Один только человек не подошёл этой ночью к батюшке и его доброй руке с Крестом. Нищий лет пятидесяти, с вихром рыжеватых волос и редкими жёлтыми зубами стоял поодаль, держа в руках палку, и смотрел на толпу народа, медленно перетекающую через настоятелеву улыбку, поздравления и Крест из одной стороны храма в другую. Какой-то мальчонка подошёл к нищему и, стесняясь своей добросердечности, указал нищему на Крест и легонько подтолкнул – подойди, мол, дядя. Тем более, батюшка каждому дарил по маленькому куличику на ажурной салфетке.
Нищий молча направился к концу очереди, но потом решимость оставила его, и он, так и не подойдя к амвону, неловко повернул обратно и, постукивая палкой, подошёл к своему месту – досматривать издали.
Он был удивителен, этот нищий. Его собратья давно уже разошлись по подвалам, да и в церковь-то из них никто не заглядывал – только искренне крестились у ворот, принимая чей-то пятак или крашеное яйцо.

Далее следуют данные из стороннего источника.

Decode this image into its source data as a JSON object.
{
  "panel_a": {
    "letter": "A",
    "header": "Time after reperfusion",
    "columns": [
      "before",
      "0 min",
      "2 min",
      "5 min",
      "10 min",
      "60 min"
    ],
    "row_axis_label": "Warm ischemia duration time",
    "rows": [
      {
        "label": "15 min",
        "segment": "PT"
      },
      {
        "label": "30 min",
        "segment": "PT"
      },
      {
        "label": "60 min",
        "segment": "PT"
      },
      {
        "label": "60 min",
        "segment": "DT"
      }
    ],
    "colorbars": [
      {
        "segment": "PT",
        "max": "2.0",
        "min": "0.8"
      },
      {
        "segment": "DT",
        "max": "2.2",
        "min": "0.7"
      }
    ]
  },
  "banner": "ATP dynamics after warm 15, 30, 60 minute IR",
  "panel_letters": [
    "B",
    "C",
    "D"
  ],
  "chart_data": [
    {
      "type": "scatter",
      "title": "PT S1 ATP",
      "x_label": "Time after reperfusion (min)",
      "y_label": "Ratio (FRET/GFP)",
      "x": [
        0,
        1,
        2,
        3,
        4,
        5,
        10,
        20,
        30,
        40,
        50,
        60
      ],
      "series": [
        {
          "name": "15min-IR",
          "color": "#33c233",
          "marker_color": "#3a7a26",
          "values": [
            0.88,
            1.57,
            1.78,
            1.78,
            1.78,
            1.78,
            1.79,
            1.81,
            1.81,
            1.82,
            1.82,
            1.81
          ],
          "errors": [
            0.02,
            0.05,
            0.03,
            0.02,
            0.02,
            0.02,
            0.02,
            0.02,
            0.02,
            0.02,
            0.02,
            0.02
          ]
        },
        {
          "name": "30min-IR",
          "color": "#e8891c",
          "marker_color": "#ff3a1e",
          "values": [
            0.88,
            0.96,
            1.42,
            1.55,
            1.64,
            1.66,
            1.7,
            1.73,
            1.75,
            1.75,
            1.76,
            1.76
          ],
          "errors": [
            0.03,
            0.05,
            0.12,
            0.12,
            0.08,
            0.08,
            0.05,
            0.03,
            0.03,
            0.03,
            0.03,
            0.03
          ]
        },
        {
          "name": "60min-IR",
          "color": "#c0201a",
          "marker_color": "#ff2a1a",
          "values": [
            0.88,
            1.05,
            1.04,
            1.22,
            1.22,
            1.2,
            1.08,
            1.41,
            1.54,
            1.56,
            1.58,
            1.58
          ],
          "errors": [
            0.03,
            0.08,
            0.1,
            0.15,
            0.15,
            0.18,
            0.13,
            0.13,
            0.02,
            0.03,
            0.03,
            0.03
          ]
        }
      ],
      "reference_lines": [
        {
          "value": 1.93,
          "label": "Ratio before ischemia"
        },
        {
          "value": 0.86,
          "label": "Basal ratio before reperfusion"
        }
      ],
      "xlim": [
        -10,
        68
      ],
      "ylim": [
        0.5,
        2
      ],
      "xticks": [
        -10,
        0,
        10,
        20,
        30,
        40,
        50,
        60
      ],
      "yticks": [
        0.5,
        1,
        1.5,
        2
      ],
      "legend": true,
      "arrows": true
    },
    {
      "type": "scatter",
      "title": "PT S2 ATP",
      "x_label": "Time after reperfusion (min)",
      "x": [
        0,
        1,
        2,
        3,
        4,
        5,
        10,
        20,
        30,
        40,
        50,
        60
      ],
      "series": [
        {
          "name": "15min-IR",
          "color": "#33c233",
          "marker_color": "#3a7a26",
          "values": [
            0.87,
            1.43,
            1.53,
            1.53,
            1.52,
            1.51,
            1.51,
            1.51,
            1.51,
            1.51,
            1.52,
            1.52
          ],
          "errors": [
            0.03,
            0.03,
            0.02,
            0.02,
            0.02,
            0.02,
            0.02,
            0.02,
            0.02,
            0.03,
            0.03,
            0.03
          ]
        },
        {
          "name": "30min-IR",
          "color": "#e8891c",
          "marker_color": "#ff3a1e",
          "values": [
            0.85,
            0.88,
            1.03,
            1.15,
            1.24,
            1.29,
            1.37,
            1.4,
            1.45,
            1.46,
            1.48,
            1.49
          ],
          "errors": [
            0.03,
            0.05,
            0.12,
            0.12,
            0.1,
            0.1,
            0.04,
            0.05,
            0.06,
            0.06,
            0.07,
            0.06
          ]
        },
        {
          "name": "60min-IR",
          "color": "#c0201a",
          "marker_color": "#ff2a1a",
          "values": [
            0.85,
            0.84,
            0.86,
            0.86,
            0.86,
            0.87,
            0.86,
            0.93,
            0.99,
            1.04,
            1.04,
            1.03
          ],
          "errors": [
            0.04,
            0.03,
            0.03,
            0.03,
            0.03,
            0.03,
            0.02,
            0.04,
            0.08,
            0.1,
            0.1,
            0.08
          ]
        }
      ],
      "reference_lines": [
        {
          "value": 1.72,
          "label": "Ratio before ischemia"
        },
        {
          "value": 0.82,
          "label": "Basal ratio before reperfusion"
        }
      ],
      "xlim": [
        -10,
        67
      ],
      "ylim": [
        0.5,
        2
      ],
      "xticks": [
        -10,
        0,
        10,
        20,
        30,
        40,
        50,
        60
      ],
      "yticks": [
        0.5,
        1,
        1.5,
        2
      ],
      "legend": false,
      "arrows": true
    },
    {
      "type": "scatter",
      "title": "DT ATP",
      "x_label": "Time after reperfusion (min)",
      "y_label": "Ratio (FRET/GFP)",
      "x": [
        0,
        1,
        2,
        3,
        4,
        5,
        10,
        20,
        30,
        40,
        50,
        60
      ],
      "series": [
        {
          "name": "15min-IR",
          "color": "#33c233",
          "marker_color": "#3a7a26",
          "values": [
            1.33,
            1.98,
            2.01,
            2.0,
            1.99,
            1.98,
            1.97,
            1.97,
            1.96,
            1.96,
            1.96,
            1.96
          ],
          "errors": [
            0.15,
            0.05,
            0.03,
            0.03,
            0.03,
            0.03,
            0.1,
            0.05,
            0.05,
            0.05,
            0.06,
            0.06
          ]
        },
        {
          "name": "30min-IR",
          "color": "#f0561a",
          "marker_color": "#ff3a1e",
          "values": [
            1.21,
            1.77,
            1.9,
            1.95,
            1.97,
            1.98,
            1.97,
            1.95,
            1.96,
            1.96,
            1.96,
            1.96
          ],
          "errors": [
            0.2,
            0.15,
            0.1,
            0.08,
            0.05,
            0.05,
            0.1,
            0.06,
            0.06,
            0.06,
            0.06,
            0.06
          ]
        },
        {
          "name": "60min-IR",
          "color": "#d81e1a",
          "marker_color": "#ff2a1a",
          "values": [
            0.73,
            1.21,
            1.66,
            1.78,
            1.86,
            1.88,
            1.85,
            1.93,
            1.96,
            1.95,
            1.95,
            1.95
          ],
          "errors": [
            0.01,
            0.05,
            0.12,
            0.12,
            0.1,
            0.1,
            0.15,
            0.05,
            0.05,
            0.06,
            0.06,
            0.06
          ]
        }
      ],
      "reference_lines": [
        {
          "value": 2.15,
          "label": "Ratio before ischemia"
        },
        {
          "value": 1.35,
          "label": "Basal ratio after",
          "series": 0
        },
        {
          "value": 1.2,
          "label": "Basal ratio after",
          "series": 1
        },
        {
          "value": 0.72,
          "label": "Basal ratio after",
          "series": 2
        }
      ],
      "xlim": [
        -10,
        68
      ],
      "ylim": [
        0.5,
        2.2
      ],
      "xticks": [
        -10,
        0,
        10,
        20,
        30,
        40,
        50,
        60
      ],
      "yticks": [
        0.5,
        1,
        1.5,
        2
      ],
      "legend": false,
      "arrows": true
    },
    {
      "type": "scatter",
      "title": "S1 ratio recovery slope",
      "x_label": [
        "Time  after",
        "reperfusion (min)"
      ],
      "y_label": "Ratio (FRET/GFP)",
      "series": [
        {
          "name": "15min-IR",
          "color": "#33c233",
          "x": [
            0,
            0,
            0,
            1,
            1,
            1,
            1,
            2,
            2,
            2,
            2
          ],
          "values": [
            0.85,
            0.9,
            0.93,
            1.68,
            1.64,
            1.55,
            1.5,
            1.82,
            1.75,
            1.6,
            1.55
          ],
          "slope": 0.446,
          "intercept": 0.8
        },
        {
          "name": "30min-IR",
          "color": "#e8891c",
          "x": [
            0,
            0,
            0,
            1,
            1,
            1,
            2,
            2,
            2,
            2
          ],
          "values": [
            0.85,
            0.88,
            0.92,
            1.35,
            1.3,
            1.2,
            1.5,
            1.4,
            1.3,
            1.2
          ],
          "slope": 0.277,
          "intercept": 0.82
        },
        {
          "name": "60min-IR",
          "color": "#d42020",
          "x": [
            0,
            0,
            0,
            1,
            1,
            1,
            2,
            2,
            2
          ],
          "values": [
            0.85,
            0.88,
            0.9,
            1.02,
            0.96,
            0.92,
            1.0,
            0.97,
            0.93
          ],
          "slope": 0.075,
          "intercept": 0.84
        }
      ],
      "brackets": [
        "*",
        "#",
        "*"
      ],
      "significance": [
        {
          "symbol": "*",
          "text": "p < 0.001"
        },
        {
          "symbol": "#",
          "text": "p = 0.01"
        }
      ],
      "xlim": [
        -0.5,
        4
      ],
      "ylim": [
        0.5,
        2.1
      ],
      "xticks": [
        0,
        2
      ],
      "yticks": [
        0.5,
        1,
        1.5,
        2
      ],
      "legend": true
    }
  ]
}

А этот отстоял до четырёх утра, отстоял, мало понимая издали громкие славословия хора. Но что-то новое появилось в эту великую ночь в душе у нищего, что-то смутное заворочалось, и сердце тоскливо сжалось – тогда, у закрытых дверей, в дымном ночном воздухе, в сутолоке захожанской толпы. Глядел нищий на настоятелев разноцветный трисвечник, давно потухший, слушал дивное «Христос Воскресе!», и вот, вместе с дверями, раскрылось сердце у нищего и огромное новое чувство появилось в нём. И когда толпа занесла бродягу в церковь, он, удивлённый, так и простоял всю службу, впервые в жизни внимая сладостным звукам пасхальных песнопений.
Теперь люд расходился, с трудом таща в обеих руках пакеты с яствами, предвкушая скорые разговины, а больше – вспоминая то чудо, которое было с ними на Литургии – пространство вне времени, то единственное сегодня, когда ангелы пели на небесах Воскресение Христа.
Нищий тоже уходил, перекинув через плечо тощую сумку с парой яиц, подаренных ещё до службы. На небе занимался рассвет, пустынная улица светилась фонарями, и нищий, постукивая палкой, бодро шагал по мокрой мостовой, бережно неся в себе Бога.
Счастливые
Псков – город церквей. Их там несколько десятков, и стоят они друг с дружкой рядом, и каждой – по несколько сотен лет. Зайдя как-то в храм святой Анастасии Римлянки, я разговорился с прихожанкой, продающей в лавке православную литературу.
Узнав, что я издалека, она вдруг сказала:
«Какой же ты счастливый! Ты приехал из Татарстана, ходишь по храмам, монастырям – и везде тебя встречают родные люди, везде тебя встречает семья. Как будто ты и не уезжал из родного города».